Hubo otras bombas en lugares públicos, claro, pero nos parecían accidentes, no sé si a usted le haya pasado igual. Bueno, tampoco estoy segura de que accidentes sea la palabra correcta. Cosas que les pasan a los que tienen mala suerte. Lo del avión fue distinto. Era en el fondo lo mismo, pero por alguna razón me pareció distinto, a muchos nos pareció distinto, como si cambiaran las reglas del juego. Yo había entrado a la universidad ese año. Agronomía, iba a estudiar Agronomía, supongo que ya tenía claro lo de recuperar la casa de La Dorada. El hecho es que comencé la universidad. Y me tomó todo el año darme cuenta».

«¿De qué?»

«Del miedo. O mejor, de que esta cosa que me daba en el estómago, los mareos de vez en cuando, la irritación, no eran los síntomas típicos del primíparo, sino puro miedo. Y mamá también tenía miedo, claro, tal vez hasta más que yo. Y luego vino lo demás, los otros atentados, las otras bombas. Que si la del DAS con sus cien muertos. Que si la del centro comercial equis con sus quince. Que si la del centro comercial zeta con los que fuera. Una época especial, ¿no? No saber cuándo le va a tocar a uno. Preocuparse si alguien que tenía que llegar no llega. Saber dónde está el teléfono público más cercano para avisar que uno está bien. Si no hay teléfonos públicos, saber que en cualquier casa le prestan a uno el teléfono, que uno no tiene sino que llamar a la puerta. Vivir así, pendiente de la posibilidad de que se nos hayan muerto los otros, pendiente de tranquilizar a los otros para que no crean que uno está entre los muertos. Vivíamos en casas particulares, ¿se acuerda? Evitábamos los lugares públicos. Casas de amigos, de amigos de amigos, casas de conocidos remotos, cualquier casa era preferible a un lugar público. Bueno, no sé si entiende lo que le estoy diciendo. Igual en nuestra casa se vivió de otra manera. Éramos dos mujeres, qué quiere que le diga. Igual para usted no fue así.»

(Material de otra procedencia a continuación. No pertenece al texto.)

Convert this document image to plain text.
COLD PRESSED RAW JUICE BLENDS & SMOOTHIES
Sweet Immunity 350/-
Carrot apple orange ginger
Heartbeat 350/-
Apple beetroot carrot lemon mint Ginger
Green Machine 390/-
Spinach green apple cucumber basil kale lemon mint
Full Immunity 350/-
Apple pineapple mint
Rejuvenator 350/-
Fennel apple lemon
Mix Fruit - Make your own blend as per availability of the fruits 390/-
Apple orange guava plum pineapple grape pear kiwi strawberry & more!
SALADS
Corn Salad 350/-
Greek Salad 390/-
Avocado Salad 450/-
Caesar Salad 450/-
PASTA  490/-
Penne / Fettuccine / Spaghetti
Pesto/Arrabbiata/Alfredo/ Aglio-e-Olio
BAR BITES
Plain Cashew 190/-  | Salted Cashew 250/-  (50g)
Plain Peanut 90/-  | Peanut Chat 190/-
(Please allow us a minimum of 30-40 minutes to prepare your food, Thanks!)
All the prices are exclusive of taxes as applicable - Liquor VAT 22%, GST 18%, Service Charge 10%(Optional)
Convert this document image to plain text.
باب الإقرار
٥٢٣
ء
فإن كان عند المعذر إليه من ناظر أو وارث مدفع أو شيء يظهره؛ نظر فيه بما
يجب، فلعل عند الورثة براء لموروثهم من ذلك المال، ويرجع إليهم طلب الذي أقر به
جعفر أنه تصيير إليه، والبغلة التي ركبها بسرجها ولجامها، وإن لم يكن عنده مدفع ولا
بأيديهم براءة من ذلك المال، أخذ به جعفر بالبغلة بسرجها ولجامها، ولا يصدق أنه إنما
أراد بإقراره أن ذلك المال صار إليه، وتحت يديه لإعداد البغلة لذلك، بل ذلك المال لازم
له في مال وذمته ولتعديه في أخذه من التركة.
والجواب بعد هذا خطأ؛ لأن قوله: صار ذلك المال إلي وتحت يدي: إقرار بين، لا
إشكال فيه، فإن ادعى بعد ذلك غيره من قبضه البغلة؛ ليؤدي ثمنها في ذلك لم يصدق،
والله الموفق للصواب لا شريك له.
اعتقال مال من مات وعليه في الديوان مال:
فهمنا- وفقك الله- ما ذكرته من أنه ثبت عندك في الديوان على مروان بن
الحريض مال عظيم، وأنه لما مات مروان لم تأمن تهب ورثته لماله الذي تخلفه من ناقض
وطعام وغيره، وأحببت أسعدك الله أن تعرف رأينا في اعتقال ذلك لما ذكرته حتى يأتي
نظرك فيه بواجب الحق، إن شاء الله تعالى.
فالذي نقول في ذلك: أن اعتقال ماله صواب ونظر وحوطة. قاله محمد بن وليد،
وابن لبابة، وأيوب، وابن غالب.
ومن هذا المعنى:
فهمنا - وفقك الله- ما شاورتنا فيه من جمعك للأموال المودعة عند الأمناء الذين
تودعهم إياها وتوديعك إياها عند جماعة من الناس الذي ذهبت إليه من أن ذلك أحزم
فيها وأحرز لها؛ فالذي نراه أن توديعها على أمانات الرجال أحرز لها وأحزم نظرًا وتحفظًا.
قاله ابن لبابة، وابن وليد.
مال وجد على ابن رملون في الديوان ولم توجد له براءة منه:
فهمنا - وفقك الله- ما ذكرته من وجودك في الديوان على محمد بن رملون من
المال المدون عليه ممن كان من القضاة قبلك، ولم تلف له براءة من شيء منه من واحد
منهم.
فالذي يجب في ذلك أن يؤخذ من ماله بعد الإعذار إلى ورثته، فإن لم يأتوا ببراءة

«Fue exactamente así», dije.

Ella giró la cabeza para mirarme. «¿Cierto?»

«Cierto.»

«Entonces usted me entiende», dijo Maya.

Y yo le dije unas palabras cuyo alcance no alcancé a determinar:

«Le entiendo perfectamente».


El paisaje se repitió a nuestro alrededor, la sabana verde y las montañas al fondo, grises como en un cuadro de Ariza. Mi brazo se alargó sobre el espaldar del asiento, que en estos modelos es grueso y no se interrumpe, de manera que uno se siente como en una visita de enamorados.

Con los cambios del viento y los bamboleos del Nissan, a veces el pelo de Maya me rozaba la mano, rozaba la piel de mi mano, y el roce me gustó y lo busqué de ahí en adelante.

Abandonamos la recta de las haciendas ganaderas con sus abrevaderos con techo y sus ejércitos de vacas recostadas a los troncos de las acacias. Pasamos por el río Negrito, una corriente de aguas oscuras y riberas sucias en la cual destellaban nubes de espuma, los restos de la contaminación acumulada por pueblos y pueblos donde se vacían los desperdicios en las mismas aguas en que se lava la ropa.


Al llegar al peaje y detenerse el Nissan, la ausencia repentina del aire circulante elevó la temperatura de la cabina, y sentí -en las axilas, pero también en la nariz y debajo de los ojos- que empezaba a sudar. Y fue al arrancar de nuevo, al acercarnos a otro puente sobre el Magdalena, que Maya empezó a contarme de su madre, de lo que pasó con su madre a finales de 1989.

Yo miraba el río más allá de las barandas amarillas del puente, miraba las islitas arenosas que pronto, cuando llegara la temporada de lluvias, quedarían cubiertas por el agua marrón, y mientras tanto Maya me hablaba de la tarde en que llegó de la facultad y encontró a Elena Fritts en el baño, casi dormida de la borrachera y aferrada a la taza del inodoro como si la taza fuera a marcharse en cualquier momento. «Mi niña», le decía a Maya, «llegó mi niña. Mi niña ya es grande. Mi niña es una niña grande».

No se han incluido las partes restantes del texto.